Outro ministro, de nariz adunco, tomou a palavra:

- Não bastasse lotar a administração pública de servidores comissionados, você ainda desprezou aqueles que entraram por seleção pública, por concurso. Aprovou uma lei concedendo reajuste de 25% para os funcionários concursados, sancionou-a, deixou-a em vigor por 20 dias e depois revogou-a. Me diga, olhando nos meus olhos, isto é certo?

Acuado, o Tocantins balbuciou meio que para ele mesmo uma resposta.

- Mas, mas um aumento daquele ia me quebrar.
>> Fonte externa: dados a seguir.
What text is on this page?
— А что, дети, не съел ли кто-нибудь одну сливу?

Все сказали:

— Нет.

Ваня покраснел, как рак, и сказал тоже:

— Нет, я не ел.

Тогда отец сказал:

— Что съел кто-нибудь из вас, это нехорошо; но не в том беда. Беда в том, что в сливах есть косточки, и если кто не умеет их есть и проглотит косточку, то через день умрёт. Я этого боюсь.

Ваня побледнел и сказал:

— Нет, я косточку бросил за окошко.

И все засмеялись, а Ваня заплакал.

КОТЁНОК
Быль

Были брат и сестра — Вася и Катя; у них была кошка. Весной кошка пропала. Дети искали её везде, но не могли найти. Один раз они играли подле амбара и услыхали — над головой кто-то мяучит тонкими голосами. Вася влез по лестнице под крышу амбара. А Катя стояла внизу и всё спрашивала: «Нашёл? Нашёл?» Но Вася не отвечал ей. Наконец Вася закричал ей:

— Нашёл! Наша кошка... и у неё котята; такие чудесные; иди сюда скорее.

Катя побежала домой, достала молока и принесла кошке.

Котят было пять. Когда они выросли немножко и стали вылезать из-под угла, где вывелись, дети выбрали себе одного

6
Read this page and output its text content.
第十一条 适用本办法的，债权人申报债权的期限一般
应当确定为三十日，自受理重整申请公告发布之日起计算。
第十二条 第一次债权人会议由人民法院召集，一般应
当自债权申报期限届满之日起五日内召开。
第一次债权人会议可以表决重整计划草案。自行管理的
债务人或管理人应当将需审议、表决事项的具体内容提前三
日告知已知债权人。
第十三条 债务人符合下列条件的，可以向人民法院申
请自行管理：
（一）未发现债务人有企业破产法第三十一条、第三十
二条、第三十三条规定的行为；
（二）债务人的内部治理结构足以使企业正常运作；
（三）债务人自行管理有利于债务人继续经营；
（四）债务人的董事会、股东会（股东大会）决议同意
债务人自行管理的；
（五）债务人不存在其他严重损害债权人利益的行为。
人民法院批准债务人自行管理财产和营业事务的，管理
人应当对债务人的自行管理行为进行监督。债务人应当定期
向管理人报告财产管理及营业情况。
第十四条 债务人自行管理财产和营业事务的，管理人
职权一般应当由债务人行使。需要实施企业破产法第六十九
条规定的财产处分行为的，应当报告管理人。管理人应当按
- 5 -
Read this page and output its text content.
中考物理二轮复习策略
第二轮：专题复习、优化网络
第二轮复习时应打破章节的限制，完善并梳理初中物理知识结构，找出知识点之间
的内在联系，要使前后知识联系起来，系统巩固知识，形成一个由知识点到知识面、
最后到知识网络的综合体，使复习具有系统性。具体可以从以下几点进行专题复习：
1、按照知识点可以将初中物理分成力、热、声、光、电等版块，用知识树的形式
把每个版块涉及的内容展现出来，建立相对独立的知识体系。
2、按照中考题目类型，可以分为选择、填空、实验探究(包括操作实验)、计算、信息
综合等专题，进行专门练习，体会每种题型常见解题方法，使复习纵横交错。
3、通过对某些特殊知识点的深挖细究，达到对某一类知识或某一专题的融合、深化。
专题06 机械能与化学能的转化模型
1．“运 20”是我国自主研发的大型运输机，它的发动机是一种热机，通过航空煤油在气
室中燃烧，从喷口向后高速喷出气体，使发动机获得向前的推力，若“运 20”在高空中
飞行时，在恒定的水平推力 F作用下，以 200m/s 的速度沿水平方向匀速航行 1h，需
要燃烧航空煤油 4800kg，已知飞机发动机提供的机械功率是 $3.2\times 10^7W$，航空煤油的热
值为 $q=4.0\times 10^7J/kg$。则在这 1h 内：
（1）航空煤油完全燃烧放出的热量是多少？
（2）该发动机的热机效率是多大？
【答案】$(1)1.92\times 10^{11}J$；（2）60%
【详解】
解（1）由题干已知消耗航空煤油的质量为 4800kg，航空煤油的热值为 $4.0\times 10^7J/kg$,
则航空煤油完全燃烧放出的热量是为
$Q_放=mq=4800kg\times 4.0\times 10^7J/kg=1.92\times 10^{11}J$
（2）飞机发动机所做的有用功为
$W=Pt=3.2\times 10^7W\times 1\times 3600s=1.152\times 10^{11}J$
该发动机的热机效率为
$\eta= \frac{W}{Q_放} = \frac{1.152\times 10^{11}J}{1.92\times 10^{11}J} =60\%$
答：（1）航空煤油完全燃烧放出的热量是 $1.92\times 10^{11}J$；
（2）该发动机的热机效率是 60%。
- Por que então você fez aquele disparate virar lei? Pensasse antes de cometer esta desfaçatez, – respondeu outro ministro, irritado com a quantidade de vezes que o Tocantins tem aprontado das suas no Supremo.

O Tocantins viu que estava sob intenso bombardeio e tentou abreviar a discussão.

- Tá bom, tá bom. Mas vocês vão julgar ou não esse questionamento que eu trouxe agora?

- Deixe essa ADI aqui. Vamos olhá-la. Mas vou logo avisando, se for mais alguma tentativa de agressão à Constituição, nós iremos puni-lo severamente.

- Mas dessa vez tenho certeza que eu vou ganhar, – disse, convicto, o Tocantins. - Até mais, Supremo.

Depois que o Tocantins saiu, os ministros do Supremo se olharam com tristeza:

- Quando é que o Tocantins vai tomar jeito, ein?